Waste Not, Want Not

January 11, 2016

 

Dr. Rumana Riffat in her lab

Dr. Ruman Riffat

Necessity is the mother of invention, they say, and that is as true in the field of wastewater treatment as it is elsewhere.

As rising energy costs drive up the cost of wastewater treatment, treatment plants are reaching out to researchers in the field to help find new ways to lower the energy use associated with wastewater treatment, and to re-use the by-products of the treated water.  One of the people they are consulting is Professor Rumana Riffat of the Department of Civil and Environmental Engineering.
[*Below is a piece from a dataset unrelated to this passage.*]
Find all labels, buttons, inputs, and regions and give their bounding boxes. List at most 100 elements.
“Thirty to 40 years ago, the emphasis was on cleaning up the wastewater to take everything out of it and to discharge it into the river in a more or less pristine condition,” she explains.  “That is still the goal, but now we don’t want to throw out everything that we are taking out of the water. We’re now trying to come up with beneficial re-use for products that we previously categorized as waste.”

Biosolids, or treated sludge, form a large portion of the products that come out of treated wastewater, and some of them can be re-used as fertilizers rather than discharged as waste. Class A biosolids can be used more widely as fertilizers than Class B biosolids, but they are more expensive to create.
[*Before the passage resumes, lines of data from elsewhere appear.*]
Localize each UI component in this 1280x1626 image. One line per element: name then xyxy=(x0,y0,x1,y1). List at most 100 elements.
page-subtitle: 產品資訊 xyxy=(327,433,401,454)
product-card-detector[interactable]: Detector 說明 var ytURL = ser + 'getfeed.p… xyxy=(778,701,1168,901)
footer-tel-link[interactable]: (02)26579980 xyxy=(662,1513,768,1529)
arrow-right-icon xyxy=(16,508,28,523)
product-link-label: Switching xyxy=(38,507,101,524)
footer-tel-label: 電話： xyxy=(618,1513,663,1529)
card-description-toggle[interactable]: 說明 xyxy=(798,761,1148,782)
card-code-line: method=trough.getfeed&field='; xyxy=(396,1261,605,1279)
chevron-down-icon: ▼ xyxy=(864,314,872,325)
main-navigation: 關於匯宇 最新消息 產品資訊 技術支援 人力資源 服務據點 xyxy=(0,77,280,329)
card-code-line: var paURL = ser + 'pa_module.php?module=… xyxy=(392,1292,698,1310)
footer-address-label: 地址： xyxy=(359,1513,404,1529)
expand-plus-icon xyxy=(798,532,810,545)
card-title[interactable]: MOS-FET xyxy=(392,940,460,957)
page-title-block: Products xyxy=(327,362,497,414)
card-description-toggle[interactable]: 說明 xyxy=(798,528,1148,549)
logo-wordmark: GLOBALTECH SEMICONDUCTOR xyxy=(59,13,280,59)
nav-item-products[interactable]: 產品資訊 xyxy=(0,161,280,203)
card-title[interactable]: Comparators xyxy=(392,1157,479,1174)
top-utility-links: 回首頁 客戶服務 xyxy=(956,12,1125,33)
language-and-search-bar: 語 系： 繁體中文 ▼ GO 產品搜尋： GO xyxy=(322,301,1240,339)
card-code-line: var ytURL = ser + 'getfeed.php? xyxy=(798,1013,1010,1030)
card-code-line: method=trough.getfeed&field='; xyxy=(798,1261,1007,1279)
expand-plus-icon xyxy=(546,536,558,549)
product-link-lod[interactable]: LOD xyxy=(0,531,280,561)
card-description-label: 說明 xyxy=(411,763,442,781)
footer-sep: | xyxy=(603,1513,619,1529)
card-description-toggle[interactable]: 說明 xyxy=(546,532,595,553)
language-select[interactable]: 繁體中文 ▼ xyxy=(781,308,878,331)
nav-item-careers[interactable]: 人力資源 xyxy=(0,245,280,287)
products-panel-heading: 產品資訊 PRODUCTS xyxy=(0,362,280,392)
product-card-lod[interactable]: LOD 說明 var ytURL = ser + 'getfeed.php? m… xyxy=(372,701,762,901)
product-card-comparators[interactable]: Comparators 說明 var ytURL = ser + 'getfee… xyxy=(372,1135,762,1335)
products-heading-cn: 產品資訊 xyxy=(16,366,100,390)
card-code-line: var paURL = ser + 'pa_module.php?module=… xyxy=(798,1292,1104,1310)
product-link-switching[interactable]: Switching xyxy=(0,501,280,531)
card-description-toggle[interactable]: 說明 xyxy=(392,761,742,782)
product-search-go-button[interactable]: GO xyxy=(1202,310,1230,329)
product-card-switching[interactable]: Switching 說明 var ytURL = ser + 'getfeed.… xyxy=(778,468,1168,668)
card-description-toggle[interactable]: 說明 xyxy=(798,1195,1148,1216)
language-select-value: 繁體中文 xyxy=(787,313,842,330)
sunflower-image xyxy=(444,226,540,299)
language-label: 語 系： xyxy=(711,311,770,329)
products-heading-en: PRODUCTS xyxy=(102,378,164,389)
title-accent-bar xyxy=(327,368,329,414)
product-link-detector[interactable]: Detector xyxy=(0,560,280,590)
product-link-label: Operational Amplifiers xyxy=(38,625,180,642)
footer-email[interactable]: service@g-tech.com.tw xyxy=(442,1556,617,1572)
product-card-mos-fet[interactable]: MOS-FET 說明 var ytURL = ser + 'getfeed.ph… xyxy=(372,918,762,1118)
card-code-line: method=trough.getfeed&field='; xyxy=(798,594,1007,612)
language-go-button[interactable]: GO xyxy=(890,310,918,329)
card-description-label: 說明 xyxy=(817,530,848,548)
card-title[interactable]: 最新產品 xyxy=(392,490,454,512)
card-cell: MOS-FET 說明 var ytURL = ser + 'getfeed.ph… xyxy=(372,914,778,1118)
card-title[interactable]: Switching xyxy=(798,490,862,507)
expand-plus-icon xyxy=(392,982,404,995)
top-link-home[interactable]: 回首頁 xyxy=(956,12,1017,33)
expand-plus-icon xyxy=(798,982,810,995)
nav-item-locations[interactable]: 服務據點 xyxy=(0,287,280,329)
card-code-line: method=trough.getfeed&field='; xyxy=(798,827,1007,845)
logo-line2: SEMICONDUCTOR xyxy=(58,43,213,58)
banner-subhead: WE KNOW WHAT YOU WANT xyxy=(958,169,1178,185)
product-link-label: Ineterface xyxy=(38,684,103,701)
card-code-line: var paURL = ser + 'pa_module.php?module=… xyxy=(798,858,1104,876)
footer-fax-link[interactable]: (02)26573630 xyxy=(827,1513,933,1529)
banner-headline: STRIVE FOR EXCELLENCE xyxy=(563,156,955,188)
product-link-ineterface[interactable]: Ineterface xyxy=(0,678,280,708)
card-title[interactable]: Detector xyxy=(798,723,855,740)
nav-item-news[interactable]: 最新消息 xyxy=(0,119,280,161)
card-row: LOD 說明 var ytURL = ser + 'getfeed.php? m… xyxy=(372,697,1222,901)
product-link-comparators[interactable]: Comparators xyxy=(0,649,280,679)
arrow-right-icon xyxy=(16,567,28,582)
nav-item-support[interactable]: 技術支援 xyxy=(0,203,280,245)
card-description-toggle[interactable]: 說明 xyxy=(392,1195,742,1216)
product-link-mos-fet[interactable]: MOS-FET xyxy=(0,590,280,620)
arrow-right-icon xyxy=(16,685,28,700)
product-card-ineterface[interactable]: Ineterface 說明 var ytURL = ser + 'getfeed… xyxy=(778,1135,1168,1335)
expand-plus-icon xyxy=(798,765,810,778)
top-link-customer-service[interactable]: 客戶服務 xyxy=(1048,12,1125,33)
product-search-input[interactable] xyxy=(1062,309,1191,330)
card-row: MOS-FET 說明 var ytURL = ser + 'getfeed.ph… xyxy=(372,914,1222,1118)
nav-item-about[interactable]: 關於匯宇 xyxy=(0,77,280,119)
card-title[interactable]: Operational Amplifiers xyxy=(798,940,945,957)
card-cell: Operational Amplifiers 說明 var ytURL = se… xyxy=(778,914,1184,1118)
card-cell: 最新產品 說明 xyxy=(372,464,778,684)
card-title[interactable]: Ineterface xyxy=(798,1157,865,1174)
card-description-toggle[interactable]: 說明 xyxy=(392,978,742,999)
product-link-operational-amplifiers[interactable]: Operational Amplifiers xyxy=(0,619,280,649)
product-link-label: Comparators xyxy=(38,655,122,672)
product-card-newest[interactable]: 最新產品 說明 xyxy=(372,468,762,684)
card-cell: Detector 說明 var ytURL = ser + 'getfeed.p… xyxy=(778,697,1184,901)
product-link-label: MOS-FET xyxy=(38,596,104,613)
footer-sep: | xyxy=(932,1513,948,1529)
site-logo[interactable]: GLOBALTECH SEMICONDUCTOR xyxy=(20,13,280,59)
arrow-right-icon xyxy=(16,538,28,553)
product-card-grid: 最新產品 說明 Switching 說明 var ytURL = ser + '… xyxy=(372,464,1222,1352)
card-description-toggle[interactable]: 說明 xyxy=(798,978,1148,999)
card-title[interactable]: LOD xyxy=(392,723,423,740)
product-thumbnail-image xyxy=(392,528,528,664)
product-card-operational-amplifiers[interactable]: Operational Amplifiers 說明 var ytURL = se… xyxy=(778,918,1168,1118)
Wastewater treatment plants create biosolids and natural gas through a fermentation process called anaerobic digestion, which uses a high temperature and micro-organisms that mostly already exist in the sludge. Because of the energy costs involved in treating the sludge at the required temperature—55 degrees Celsius for Class A biosolids—many plants instead opt to produce Class B biosolids, which can be manufactured at lower temperatures.

Millions of gallons of sludge are treated every day at wastewater treatment plants, so a reduction in the temperature required to produce Class A biosolids—even a 10-degree reduction, according to Professor Riffat—could lead to significant energy savings for plants. To try to hasten the day when this is possible, she and her students are working to determine whether a treatment at 45 degrees Celsius is sufficient to achieve the pathogen destruction necessary to produce Class A biosolids.
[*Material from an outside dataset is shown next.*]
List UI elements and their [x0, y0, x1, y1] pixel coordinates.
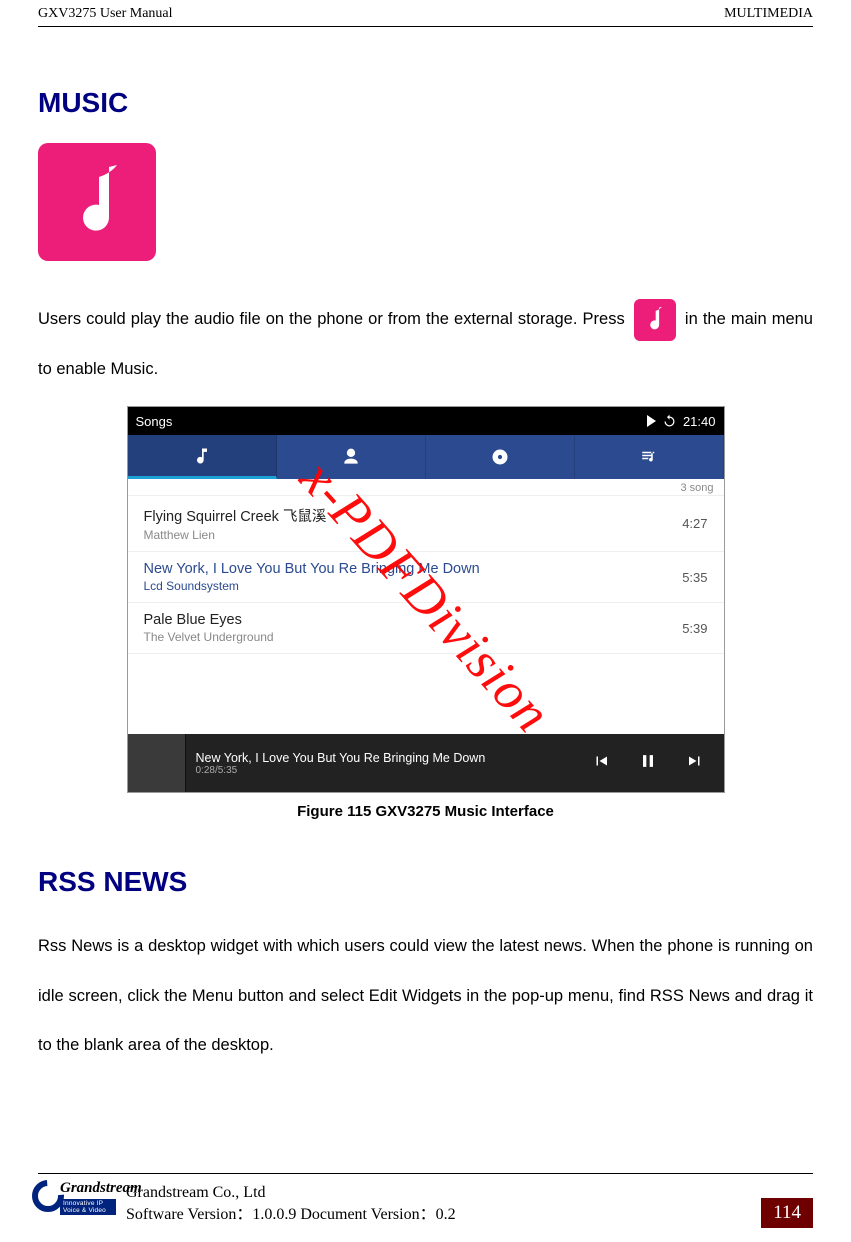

Professor Riffat and her research team are conducting this research as part of a U.S. Department of State-funded, collaborative research project with Quaid-i-Azam University in Pakistan. The project aims to develop small-scale, sustainable wastewater treatment systems for the locality, with the goal of re-using water and biosolids. She conducts additional research at the nearby Blue Plains treatment facility, one of the largest such facilities in the world, and has a longstanding collaborative relationship with the District of Columbia Water and Sewer Authority.

Yet, Professor Riffat is not content with the gains that have been made recently across the discipline. She aspires to more, saying, “Now we are taking a second look at digestion as a process for producing energy instead of something that just eats up energy."